Pierre-Marie PEM Braye-Weppe et Arnaud NANO Méthivier, curateurs du Festival des Arts Confinés.

 

 

« En période de confinement, les grands espaces dont nos yeux sont privés migrent vers nos territoires internes. L’océan désormais inatteignable élit domicile en nous, berce sourdement nos organes. Ses vagues lèchent l’envers de notre peau, frappent encore et encore nos os — que l’on croirait plus pointus que d’habitude, moins solidement ancrés, perdus dans d’inconcrètes étendues et luttant contre un vent différent des autres, sauvage, analphabète. Nervosité profonde, souterraine, qui a sa propre houle, ses propres cycles de veille et de sommeil. Parfois cependant quelques éclats de voix font irruption dans ce tumultueux silence. Appels lancés là-haut depuis de douteux navires, par des êtres qui se disputent la barre sans que l’on sache si c’est pour gagner le large, s’écraser sur les récifs, ou affronter une vague d’autant plus redoutable qu’elle est hypothétique (donc certaine). Difficile de rester sourd à ces voix aigres, agressives.

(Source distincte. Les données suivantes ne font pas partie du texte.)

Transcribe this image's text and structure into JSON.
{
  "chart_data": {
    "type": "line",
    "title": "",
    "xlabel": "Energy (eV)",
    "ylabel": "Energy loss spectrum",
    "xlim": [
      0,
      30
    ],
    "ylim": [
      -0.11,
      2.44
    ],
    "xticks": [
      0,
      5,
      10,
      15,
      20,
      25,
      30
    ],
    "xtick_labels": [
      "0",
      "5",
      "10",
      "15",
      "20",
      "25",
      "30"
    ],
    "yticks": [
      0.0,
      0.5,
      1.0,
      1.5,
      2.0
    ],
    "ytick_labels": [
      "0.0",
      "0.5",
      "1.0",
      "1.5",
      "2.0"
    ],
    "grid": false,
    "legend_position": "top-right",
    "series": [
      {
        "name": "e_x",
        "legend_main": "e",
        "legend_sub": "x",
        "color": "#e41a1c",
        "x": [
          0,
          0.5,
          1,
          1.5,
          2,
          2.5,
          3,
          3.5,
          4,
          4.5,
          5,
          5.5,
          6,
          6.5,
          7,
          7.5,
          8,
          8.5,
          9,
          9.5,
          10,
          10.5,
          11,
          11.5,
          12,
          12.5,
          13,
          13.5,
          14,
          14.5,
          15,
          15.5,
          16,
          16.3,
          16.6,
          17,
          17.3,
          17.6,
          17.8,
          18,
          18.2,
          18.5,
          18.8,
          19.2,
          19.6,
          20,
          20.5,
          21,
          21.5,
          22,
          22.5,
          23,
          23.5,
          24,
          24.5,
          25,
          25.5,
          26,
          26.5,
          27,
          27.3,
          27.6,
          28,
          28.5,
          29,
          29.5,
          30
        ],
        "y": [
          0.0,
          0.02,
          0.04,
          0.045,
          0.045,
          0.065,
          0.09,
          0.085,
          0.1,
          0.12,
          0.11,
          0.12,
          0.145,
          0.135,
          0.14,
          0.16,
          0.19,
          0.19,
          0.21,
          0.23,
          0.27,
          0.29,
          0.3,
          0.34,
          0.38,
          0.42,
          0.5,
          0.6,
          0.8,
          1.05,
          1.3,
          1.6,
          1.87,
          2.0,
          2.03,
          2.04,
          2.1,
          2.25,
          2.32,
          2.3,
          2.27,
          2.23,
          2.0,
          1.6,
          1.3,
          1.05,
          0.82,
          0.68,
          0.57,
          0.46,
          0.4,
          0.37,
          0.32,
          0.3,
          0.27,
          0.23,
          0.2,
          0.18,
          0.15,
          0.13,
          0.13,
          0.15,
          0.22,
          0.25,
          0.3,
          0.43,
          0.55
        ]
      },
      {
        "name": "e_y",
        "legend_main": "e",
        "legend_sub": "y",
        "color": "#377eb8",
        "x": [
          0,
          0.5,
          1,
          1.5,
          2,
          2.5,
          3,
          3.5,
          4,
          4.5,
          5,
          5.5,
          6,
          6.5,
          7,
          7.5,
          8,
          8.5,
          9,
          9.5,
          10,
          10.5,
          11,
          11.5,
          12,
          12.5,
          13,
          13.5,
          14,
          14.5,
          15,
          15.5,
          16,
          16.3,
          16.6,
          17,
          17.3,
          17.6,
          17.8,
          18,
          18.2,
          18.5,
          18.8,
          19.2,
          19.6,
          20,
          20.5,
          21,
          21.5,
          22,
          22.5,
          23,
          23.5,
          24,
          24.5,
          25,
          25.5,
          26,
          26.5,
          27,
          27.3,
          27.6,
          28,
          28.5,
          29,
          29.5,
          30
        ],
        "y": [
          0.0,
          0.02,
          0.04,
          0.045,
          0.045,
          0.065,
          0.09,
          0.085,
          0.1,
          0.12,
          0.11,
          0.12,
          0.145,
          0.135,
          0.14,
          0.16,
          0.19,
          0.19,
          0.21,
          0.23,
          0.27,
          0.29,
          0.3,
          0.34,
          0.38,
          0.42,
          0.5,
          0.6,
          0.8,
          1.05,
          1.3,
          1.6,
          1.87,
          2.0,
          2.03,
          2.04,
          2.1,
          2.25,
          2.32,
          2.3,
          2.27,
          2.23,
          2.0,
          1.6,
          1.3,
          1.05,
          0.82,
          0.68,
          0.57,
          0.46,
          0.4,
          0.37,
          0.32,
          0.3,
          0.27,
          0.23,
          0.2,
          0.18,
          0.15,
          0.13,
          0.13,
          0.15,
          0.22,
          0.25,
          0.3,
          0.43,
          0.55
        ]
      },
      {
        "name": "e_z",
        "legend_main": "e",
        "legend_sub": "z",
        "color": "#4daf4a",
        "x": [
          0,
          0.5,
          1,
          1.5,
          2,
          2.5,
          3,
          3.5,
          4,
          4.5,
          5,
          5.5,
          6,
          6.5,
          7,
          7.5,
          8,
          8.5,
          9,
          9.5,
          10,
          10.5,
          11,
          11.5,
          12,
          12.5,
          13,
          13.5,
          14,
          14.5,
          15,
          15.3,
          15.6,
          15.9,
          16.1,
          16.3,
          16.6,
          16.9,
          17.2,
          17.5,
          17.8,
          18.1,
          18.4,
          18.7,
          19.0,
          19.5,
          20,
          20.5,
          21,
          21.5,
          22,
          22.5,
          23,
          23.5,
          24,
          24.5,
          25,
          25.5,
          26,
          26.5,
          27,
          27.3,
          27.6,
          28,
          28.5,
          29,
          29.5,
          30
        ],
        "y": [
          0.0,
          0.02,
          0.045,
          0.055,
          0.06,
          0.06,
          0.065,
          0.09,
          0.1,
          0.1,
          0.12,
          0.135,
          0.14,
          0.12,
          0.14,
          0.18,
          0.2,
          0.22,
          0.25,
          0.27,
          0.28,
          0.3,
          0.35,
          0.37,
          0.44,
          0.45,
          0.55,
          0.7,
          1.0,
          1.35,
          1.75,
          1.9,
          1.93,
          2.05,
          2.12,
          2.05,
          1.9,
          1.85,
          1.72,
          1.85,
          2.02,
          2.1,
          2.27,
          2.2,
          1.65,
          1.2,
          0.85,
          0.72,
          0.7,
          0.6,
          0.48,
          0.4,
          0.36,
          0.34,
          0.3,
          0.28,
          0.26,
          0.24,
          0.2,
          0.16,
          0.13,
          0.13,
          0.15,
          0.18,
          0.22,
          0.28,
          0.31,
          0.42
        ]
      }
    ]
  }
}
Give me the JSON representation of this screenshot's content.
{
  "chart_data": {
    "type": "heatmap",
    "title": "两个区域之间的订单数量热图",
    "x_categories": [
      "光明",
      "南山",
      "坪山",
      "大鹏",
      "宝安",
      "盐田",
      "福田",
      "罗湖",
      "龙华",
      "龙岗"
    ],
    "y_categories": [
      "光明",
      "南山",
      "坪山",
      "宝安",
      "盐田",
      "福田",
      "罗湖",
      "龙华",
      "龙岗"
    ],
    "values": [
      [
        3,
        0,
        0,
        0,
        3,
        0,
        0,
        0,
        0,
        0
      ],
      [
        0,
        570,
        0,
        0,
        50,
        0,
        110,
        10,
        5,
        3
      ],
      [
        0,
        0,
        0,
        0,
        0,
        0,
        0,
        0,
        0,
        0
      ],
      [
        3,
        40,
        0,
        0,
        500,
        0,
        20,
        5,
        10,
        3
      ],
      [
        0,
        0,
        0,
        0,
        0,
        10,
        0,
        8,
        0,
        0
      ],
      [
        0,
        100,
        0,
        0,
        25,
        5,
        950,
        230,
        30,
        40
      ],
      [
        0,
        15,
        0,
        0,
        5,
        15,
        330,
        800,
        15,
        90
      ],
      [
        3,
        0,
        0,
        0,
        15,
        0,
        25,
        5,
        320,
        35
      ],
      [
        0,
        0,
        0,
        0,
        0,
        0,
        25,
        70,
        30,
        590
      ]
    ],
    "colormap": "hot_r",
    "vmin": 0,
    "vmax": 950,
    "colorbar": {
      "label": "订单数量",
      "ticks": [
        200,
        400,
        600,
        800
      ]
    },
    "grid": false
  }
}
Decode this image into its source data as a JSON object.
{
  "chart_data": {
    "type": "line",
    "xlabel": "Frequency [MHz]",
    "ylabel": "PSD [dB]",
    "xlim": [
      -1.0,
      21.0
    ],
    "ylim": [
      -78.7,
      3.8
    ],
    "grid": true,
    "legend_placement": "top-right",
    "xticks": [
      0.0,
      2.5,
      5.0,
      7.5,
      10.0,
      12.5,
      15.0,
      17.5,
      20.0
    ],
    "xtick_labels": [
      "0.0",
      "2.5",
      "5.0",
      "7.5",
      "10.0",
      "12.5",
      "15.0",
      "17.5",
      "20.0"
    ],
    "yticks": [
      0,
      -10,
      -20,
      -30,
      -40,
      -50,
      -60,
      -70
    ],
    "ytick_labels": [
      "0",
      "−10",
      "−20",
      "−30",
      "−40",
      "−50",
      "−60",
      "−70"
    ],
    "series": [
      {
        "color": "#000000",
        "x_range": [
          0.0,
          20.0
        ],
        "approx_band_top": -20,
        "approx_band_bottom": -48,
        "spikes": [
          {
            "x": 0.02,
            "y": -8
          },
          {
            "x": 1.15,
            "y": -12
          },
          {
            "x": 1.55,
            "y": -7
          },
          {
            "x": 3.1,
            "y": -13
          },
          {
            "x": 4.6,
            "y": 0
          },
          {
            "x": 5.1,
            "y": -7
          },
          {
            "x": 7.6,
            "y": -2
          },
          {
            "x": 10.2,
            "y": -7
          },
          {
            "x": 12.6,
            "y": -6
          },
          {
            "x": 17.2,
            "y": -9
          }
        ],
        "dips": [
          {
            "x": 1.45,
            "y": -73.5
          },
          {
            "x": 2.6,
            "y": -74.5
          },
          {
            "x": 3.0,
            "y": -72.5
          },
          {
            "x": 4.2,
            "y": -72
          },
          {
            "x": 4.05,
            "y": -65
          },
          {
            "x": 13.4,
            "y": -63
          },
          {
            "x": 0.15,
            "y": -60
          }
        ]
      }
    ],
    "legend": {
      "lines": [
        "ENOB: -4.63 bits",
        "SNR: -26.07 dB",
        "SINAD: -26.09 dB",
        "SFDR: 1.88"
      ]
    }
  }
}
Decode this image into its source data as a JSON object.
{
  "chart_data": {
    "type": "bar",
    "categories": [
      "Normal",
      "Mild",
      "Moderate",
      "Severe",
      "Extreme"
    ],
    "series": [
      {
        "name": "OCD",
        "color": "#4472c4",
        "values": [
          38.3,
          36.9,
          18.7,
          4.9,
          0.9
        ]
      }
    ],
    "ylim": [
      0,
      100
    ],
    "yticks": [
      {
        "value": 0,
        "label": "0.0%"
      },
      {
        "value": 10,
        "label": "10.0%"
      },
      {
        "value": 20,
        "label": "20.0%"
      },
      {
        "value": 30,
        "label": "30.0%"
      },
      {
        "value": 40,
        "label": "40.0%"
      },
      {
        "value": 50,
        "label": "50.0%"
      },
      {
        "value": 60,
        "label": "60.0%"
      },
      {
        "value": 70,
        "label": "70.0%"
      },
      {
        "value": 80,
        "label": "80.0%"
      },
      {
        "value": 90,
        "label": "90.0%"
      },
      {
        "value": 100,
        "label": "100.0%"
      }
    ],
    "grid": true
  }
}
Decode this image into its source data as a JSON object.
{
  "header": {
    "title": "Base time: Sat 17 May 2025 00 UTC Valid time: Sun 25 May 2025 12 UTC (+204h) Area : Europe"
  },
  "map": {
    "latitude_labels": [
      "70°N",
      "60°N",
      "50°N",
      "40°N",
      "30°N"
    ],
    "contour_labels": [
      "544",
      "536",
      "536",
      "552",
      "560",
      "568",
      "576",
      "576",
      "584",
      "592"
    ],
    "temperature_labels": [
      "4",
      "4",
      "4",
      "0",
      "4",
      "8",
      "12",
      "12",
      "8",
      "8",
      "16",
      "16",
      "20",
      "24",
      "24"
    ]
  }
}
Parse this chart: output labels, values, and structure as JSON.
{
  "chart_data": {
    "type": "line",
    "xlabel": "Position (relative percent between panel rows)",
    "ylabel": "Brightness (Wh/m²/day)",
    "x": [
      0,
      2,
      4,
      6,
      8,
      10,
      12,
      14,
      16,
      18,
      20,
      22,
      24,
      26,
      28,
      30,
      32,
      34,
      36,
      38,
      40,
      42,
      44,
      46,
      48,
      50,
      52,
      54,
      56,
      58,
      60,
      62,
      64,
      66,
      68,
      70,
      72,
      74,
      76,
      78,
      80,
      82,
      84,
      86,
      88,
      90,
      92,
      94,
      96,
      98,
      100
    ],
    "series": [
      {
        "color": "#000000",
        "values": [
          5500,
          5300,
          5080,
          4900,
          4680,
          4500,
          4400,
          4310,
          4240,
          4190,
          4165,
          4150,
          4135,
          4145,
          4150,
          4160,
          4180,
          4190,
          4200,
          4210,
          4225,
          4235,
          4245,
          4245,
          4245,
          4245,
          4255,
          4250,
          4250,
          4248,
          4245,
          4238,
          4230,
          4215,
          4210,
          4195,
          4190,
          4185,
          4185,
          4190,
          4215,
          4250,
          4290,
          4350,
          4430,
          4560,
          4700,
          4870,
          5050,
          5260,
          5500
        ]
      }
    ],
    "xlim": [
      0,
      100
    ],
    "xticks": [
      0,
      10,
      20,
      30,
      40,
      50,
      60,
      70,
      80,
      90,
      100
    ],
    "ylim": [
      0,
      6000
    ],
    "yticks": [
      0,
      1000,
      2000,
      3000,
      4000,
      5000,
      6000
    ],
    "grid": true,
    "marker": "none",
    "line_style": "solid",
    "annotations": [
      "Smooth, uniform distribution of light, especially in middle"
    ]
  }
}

Sauf à se défaire de sa trop pesante condition humaine, et à échanger son corps contre un autre, le premier venu, celui d’une pieuvre, d’une hyène ou d’un pyrrhocore et, adoptant la sage philosophie de ce dernier, à marcher vaillamment (sans la peur du gendarme !) vers un présent sinon sans danger du moins toujours recommencé ».